God forgives us for our shortcomings when we go to God as the slave went to the master and begged for mercy. The master forgave the slave all of his debts—that is what God does for us when we ask for mercy.
When we accept God’s free gift of mercy, we can forgive ourselves for being the imperfect people that all of us are.
Desiderio has some excellent suggestions about how to work on forgiving ourselves.
He suggests that we substitute positive thoughts for negative thoughts. So when I have a negative thought about myself—I make the decision to substitute a positive thought in the place of it.
Another suggestion is to substitute gratitude for self-pity—
Self-pity can keep us mired in a pit of depression and self-hatred. Instead, Desiderio suggests that when we are tempted to pity ourselves, that instead we turn to gratitude—that we intentionally focus on the good things in our lives.
Focus on our strengths rather than our weaknesses—
And to do good to others, as we would have them do for us.
The third big forgive is to forgive the ones who hurt us.

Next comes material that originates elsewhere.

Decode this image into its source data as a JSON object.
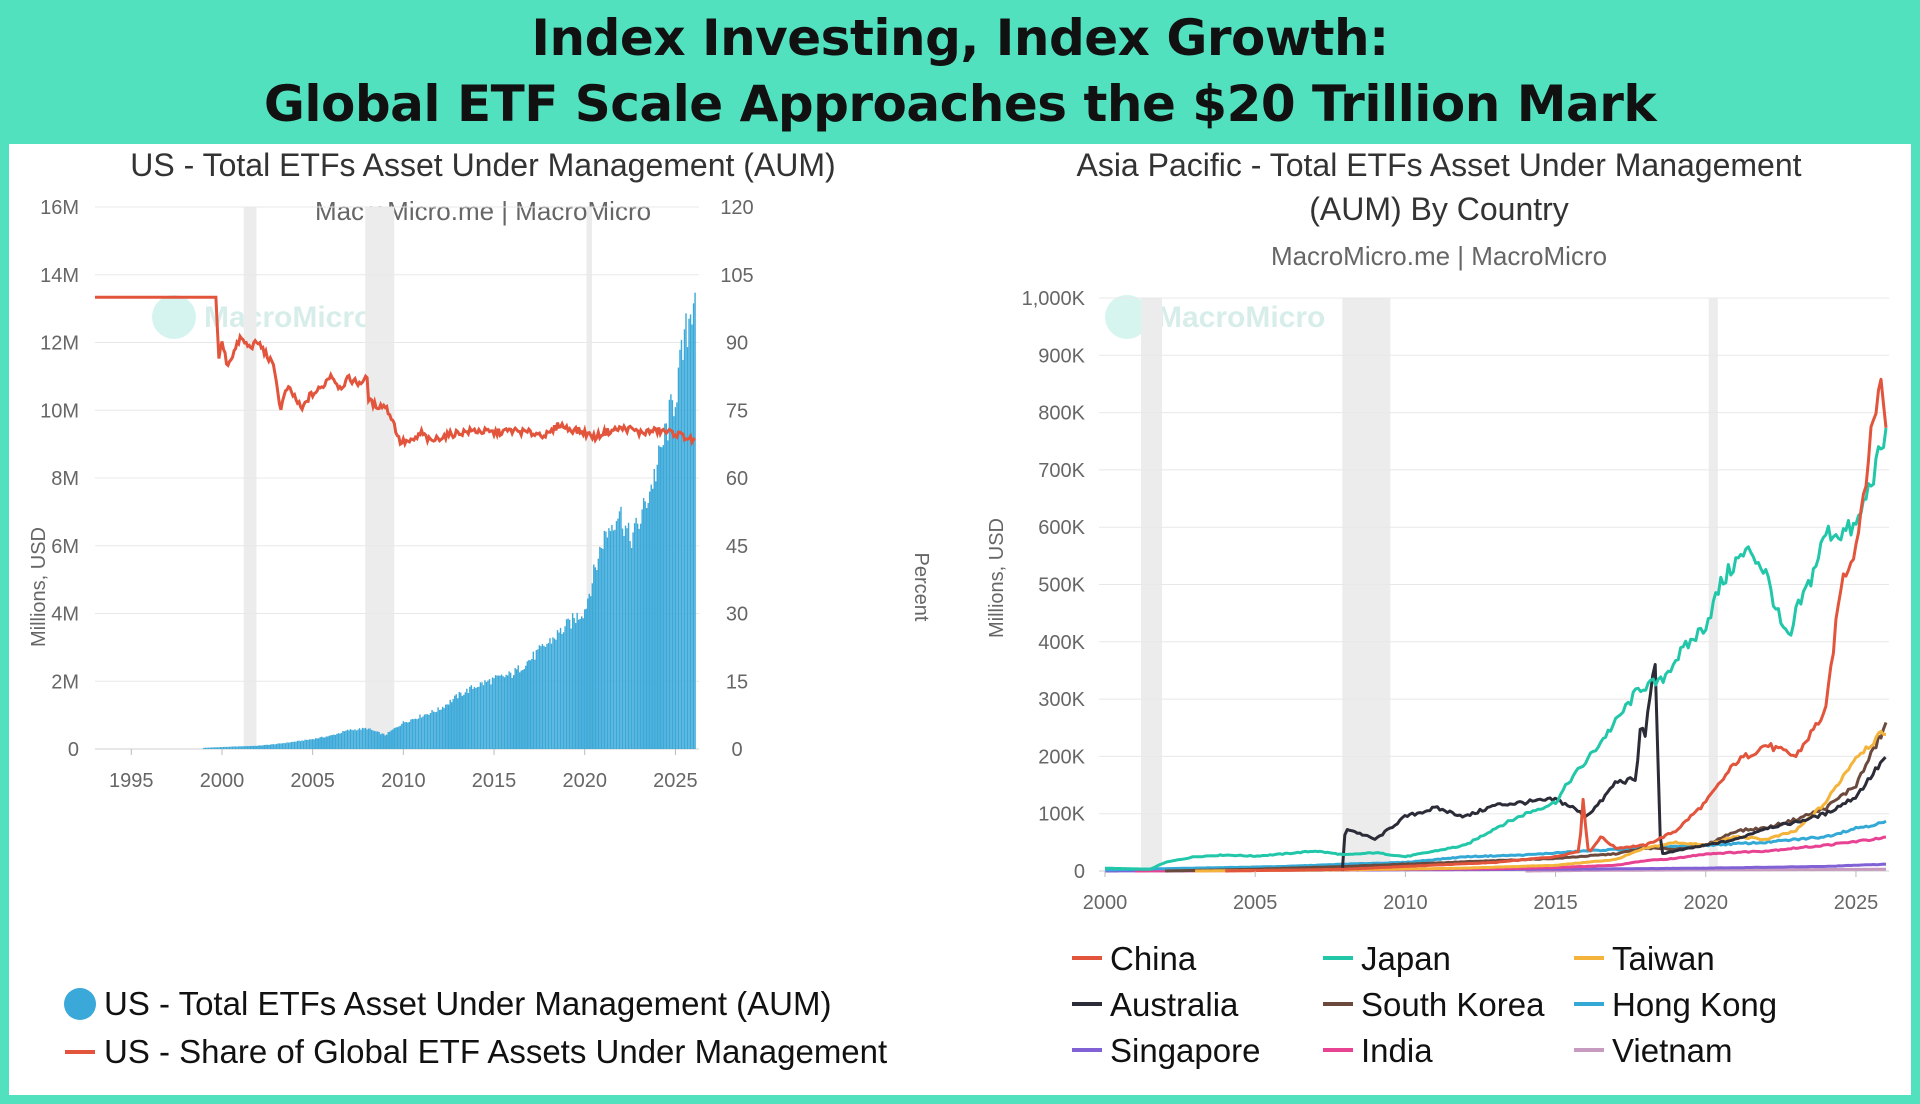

I’d like to point out here the difference between forgiveness and reconciliation.
Forgiving someone is something we choose to do. Desiderio says that forgiveness is a decision to let go of resentment and thoughts of revenge. We cancel the emotional debt the other person owes us to free ourselves from destructive feelings.
As Christians, we decide to accept God’s grace of forgiveness and to extend it to others. We feel differently. We find ourselves praying for the person rather than wanting to get back at the person.
Forgiveness is something we do regardless of whether or not the other person apologizes to us or changes, or feels remorse. Ultimately, forgiveness of the one who hurt us is something we do for ourselves.
As Lynn McQuinn, who lost her husband on 9-11 says, “On the road to peace, we have to cross the bridge of forgiveness.” Each one of us makes a decision about whether or not we want to walk down the road to peace in our own lives, regardless of what the person who hurt us chooses.
Reconciliation is a two way street. We can forgive the person who has hurt us without being reconciled to that person.
For instance, forgiveness is NOT putting up with hurtful behavior, setting the reset button and returning to a situation in which we get hurt all over again.
If the other person is not willing to be reconciled to us, then we might have to remove ourselves from the situation, because we have compassion for ourselves. So even as we forgive someone who injures and hurts us, we do not continue to accept abuse as part of forgiveness.
Some relationships cannot be mended, but even in these broken relationships that come to an end, when we decide to cross over the bridge of forgiveness , we cultivate compassion and love in our hearts for the person who has wounded us, and we look for the lessons we have learned in the bad situation that we have left.
If you would like to learn more about the work of forgiveness, I have included a list of resources on the Prayers of the People handout, and I hope that at some point in the coming year, we, as a parish, can gather for a series on how to forgive others as God has forgiven us.
Paul said to the Romans that “we do not live to ourselves, and we do not die to ourselves. If we live, we live to the Lord, and if we die, we die to the Lord; so then whether we live or whether we die, we are the Lord’s. For to this end Christ died and lived again, so that he might be Lord of both the dead and the living.
As a way of honoring those who died on 9-11, as a way of honoring those who have died since, as a way of honoring those who are fighting now for the security of our nation
Paul’s words challenge us to live to the Lord–
Invite God into your particular story, invite God to walk with you down your broken road, and ask God to help you study the hurtful events in your lives.
Ask God to ‘re-mind” you—to help you seek a new mind about those hurtful situations.
And invite God into your life as a healer—so that instead of hurting others you can cross over the bridge of forgiveness and become part of God’s compassionate, healing power in this broken world of ours.